Students learn firsthand that for many people, pro bono legal assistance is vital to maintaining minimum levels of basic needs such as government benefits, income, shelter, utilities, child support and physical protection.

The special skills they develop during law school can significantly benefit the underprivileged.

Both law students and lawyers need to place greater emphasis on their ethical responsibility to provide pro bono services, in order to bridge the rapidly growing gap between the legal needs of those who cannot afford legal services and the resources available to meet those needs.

Who is entitled to a free lawyer?
The Constitution guarantees free legal help for people who are charged with a crime which might lead to imprisonment and who cannot afford a lawyer. If you find yourself in this situation, request the appointment of a public defender when you first appear in court.


When a court decides someone is "indigent" with few assets and no funds to pay an attorney - generally either a private lawyer will be appointed by the court and paid with county funds, or a public defender program will be appointed to represent the person. Some public defender programs are permitted to charge an "application fee" from clients, though this is usually a small amount.
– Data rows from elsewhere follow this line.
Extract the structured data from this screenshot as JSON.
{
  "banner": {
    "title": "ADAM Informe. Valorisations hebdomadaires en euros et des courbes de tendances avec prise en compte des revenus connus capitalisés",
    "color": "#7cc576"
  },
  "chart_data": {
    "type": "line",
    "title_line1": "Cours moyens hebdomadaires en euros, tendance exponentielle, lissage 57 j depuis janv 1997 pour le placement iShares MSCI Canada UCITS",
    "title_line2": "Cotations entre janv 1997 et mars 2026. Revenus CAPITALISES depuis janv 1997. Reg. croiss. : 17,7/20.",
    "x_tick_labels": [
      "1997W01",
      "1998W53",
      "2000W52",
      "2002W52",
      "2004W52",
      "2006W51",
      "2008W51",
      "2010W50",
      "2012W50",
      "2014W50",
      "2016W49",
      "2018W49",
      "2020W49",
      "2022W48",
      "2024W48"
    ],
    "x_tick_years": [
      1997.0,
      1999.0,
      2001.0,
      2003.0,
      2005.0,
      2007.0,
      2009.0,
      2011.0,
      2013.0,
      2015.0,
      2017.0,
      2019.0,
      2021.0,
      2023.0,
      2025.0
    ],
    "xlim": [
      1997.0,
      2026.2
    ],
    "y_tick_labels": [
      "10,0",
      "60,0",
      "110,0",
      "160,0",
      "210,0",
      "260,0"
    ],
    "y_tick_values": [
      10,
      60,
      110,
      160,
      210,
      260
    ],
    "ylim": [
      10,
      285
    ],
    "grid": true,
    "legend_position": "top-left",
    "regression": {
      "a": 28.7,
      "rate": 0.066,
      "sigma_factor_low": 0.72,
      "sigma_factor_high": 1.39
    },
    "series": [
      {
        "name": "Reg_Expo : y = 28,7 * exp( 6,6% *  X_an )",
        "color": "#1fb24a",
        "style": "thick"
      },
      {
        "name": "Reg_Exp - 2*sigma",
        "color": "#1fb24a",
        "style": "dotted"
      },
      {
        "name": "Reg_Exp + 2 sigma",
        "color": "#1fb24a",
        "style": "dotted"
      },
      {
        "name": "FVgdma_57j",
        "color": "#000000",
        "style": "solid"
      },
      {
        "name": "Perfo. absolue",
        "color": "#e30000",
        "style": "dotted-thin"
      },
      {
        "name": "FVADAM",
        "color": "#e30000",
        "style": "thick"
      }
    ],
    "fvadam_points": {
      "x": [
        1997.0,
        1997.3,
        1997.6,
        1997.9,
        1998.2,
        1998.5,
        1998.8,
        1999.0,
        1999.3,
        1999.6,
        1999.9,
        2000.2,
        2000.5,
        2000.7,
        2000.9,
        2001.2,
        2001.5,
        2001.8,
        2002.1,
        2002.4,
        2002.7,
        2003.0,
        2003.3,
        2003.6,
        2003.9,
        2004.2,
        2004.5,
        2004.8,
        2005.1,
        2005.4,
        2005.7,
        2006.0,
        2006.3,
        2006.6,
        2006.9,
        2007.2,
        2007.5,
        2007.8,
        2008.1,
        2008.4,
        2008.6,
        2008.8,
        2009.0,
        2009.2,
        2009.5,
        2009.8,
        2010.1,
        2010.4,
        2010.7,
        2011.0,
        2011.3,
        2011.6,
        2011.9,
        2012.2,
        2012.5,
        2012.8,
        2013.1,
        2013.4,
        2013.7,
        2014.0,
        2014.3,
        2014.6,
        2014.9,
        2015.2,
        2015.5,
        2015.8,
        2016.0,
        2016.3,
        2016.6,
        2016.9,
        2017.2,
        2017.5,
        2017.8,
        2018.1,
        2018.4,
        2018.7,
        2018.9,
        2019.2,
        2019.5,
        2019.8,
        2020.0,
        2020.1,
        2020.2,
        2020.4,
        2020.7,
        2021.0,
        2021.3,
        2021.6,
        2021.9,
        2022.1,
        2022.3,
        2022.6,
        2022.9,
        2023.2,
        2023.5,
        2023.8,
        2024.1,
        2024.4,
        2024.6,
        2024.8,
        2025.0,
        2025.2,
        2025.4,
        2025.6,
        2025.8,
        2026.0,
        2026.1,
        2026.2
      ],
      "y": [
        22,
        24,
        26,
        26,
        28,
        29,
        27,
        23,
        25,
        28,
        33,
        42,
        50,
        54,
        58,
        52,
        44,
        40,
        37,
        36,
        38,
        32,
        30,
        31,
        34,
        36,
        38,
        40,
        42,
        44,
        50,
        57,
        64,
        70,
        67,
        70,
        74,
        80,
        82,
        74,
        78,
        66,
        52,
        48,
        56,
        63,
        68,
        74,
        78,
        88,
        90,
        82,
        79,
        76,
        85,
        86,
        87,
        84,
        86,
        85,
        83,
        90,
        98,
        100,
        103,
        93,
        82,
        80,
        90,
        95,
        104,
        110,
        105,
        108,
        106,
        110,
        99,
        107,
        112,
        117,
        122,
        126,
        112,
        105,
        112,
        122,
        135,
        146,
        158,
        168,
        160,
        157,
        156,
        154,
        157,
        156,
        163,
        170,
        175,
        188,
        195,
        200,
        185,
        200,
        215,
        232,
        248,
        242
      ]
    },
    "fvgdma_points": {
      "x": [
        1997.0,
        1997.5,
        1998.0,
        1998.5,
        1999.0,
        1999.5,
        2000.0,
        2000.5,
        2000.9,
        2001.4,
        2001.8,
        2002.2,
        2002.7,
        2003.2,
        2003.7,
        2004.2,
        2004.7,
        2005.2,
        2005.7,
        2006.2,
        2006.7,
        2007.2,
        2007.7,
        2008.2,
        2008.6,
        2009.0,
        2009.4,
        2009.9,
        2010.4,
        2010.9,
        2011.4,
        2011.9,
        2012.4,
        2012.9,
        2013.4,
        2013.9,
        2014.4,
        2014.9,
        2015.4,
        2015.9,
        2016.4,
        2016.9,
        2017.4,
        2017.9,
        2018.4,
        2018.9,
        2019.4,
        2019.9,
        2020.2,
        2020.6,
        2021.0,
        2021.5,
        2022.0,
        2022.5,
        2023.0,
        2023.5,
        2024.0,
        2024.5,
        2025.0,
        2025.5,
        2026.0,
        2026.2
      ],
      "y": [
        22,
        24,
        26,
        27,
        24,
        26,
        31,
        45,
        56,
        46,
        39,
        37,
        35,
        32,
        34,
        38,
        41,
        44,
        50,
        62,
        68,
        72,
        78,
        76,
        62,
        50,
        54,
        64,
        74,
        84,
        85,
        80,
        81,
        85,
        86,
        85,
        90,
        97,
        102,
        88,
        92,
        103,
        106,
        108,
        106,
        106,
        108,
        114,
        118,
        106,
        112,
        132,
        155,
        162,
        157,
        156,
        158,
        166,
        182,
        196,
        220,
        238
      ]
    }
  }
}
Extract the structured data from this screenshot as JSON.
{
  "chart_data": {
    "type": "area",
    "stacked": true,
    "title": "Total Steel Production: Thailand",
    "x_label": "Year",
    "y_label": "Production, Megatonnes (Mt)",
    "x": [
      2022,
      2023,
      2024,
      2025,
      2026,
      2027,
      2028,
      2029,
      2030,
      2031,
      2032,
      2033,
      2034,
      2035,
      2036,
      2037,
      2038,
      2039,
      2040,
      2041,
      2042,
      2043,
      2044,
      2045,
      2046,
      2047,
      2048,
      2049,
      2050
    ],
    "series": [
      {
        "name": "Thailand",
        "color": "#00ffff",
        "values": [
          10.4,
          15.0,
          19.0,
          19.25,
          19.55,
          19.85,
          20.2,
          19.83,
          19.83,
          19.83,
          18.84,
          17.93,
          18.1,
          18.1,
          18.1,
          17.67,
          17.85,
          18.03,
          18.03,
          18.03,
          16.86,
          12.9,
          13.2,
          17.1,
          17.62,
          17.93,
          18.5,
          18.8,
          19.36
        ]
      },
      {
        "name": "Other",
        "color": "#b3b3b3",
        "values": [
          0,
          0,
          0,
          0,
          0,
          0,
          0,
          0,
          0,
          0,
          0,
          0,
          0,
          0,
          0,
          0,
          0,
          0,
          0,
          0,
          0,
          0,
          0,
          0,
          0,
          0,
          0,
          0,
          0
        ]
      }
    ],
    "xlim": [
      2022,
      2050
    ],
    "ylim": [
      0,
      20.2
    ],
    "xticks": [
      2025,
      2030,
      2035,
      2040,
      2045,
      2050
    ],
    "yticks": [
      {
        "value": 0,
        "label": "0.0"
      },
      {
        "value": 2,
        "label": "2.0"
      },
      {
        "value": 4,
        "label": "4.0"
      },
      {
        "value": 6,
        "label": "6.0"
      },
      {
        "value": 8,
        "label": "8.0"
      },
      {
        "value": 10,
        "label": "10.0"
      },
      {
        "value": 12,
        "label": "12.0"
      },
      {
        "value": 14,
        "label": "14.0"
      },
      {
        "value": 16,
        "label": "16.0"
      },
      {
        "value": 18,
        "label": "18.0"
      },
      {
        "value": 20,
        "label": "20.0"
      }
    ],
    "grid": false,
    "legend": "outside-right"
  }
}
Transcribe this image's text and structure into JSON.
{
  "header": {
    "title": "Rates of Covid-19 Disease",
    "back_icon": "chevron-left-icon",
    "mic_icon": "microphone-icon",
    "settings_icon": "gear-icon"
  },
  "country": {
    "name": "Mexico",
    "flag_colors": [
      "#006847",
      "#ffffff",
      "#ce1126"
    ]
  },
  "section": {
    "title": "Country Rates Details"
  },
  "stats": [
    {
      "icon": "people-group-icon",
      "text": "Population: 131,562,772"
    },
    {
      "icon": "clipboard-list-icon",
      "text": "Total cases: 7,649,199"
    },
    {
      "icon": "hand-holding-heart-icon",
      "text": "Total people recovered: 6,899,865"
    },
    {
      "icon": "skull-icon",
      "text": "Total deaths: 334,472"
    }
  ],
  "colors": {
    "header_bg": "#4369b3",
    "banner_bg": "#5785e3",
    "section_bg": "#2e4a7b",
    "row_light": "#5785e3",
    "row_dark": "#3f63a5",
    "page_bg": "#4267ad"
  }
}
Who else qualifies for a free lawyer?
In non-criminal or "civil" cases, you do not have the right to a free lawyer. But there are many legal aid and pro bono programs that provide free legal help for the poor in civil cases. These programs generally help people whose income is less than 125 percent of the federal poverty level, although in some cases they help people whose income is slightly higher.

In addition, people who are elderly, disabled, the victims of domestic violence, enlisted in the military or in other special circumstances may be eligible for help even if their income is a little higher. Because these community-based programs often operate with very small budgets and don't have enough resources to serve all eligible people, they handle only certain types of cases and must turn away many people who ask for help.